Pell Grants awarded to record-high number of students in the College.

By Alison Sider

Pell Grant assistance to students in the College is on the rise, according to the University’s Office of College Aid.

The University had 638 Pell Grant recipients during the last academic year, up from 547 the previous year, said Alicia Reyes, director of college aid.

Pell Grants make up a significant source of funding for U of C students, relative to college students at peer institutions. During the 2006–2007 year, 11.4 percent of U of C undergraduates received Pell Grants, compared to 8.1 percent at Harvard, 8.8 percent at Northwestern, and 9.6 percent at Yale.

Recent national trends indicate that the number of students applying for Pell Grants across the country is on the rise.

As of July, 800,000 more students had applied for Pell Grants than at that point in the previous year, according to documents provided by the U.S. Department of Education. The information predicted that at the current rate of increase, this academic year will see the highest annual increase in Pell Grant recipients in five years. Over half the additional grant recipients will have family incomes of $30,000 or less.

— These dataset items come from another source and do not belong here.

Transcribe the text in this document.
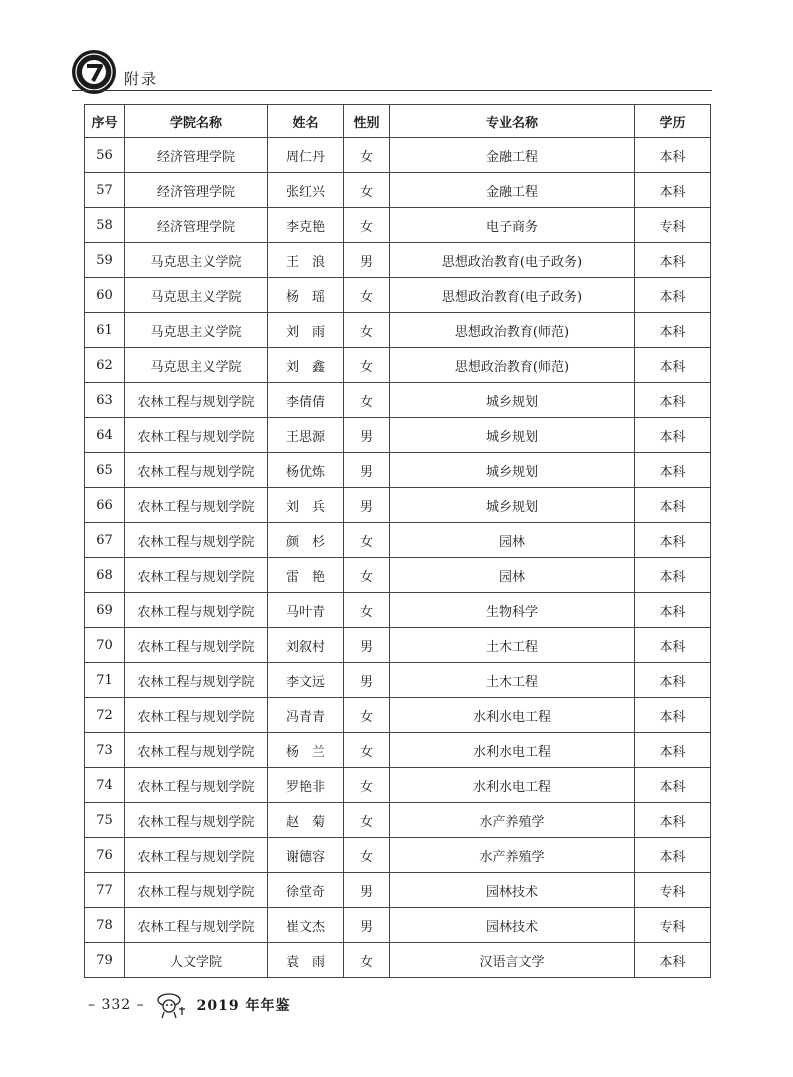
附录
序号	学院名称	姓名	性别	专业名称	学历
56	经济管理学院	周仁丹	女	金融工程	本科
57	经济管理学院	张红兴	女	金融工程	本科
58	经济管理学院	李克艳	女	电子商务	专科
59	马克思主义学院	王　浪	男	思想政治教育(电子政务)	本科
60	马克思主义学院	杨　瑶	女	思想政治教育(电子政务)	本科
61	马克思主义学院	刘　雨	女	思想政治教育(师范)	本科
62	马克思主义学院	刘　鑫	女	思想政治教育(师范)	本科
63	农林工程与规划学院	李倩倩	女	城乡规划	本科
64	农林工程与规划学院	王思源	男	城乡规划	本科
65	农林工程与规划学院	杨优炼	男	城乡规划	本科
66	农林工程与规划学院	刘　兵	男	城乡规划	本科
67	农林工程与规划学院	颜　杉	女	园林	本科
68	农林工程与规划学院	雷　艳	女	园林	本科
69	农林工程与规划学院	马叶青	女	生物科学	本科
70	农林工程与规划学院	刘叙村	男	土木工程	本科
71	农林工程与规划学院	李文远	男	土木工程	本科
72	农林工程与规划学院	冯青青	女	水利水电工程	本科
73	农林工程与规划学院	杨　兰	女	水利水电工程	本科
74	农林工程与规划学院	罗艳非	女	水利水电工程	本科
75	农林工程与规划学院	赵　菊	女	水产养殖学	本科
76	农林工程与规划学院	谢德容	女	水产养殖学	本科
77	农林工程与规划学院	徐堂奇	男	园林技术	专科
78	农林工程与规划学院	崔文杰	男	园林技术	专科
79	人文学院	袁　雨	女	汉语言文学	本科
– 332 –	2019 年年鉴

Although applicants to the College are currently applying for financial aid for the upcoming year and aid projections are not yet available, Reyes said that she expects some increase in financial aid requests.

“Obviously, a lot of people are losing employment, becoming under- or unemployed. When these things have happened in the past, we’ve seen more appeals, seen more students becoming eligible for aid,” she said. “What’s happened over the past year is that we have a needier aid population.”

Reyes anticipates that the introduction of the Odyssey Scholarship Program, which replaces student loans with grant money for students with family incomes under $60,000, will increase the number of students at the College eligible for Pell Grants.

But the Pell Grant program may soon face difficulties. Bush administration officials warned Congress in September that the Pell Grant program may require an additional $6 billion in funding next year. Pell Grants, which do not have to be repaid, comprise one of the largest sources of Federal aid for low-income undergraduates, ranging from $400 to $4,731, according to the U.S. Department of Education.

As the number of college-bound students continues to rise, the influx of undergraduates will strain the Pell Grant program, according to the National Association of Student Financial Aid Administrators, a body of over 3,000 colleges and universities that works to remove financial barriers to students pursuing higher education. The Department of Education also noted that there has been an increase in older applicants, which suggests that the uncertain job market may be giving people an incentive to go to school to develop new skills.

Last week, President Bush signed a bill which provided an additional $2.5 billion to keep the Pell Grant program running through the end of this academic year.

Reyes said that in the past the College has compensated for grants that failed to meet student need. While Pell Grant funding will most likely meet student financial need this year, she said, the financial aid office will continue to respond to increases in demonstrated financial need.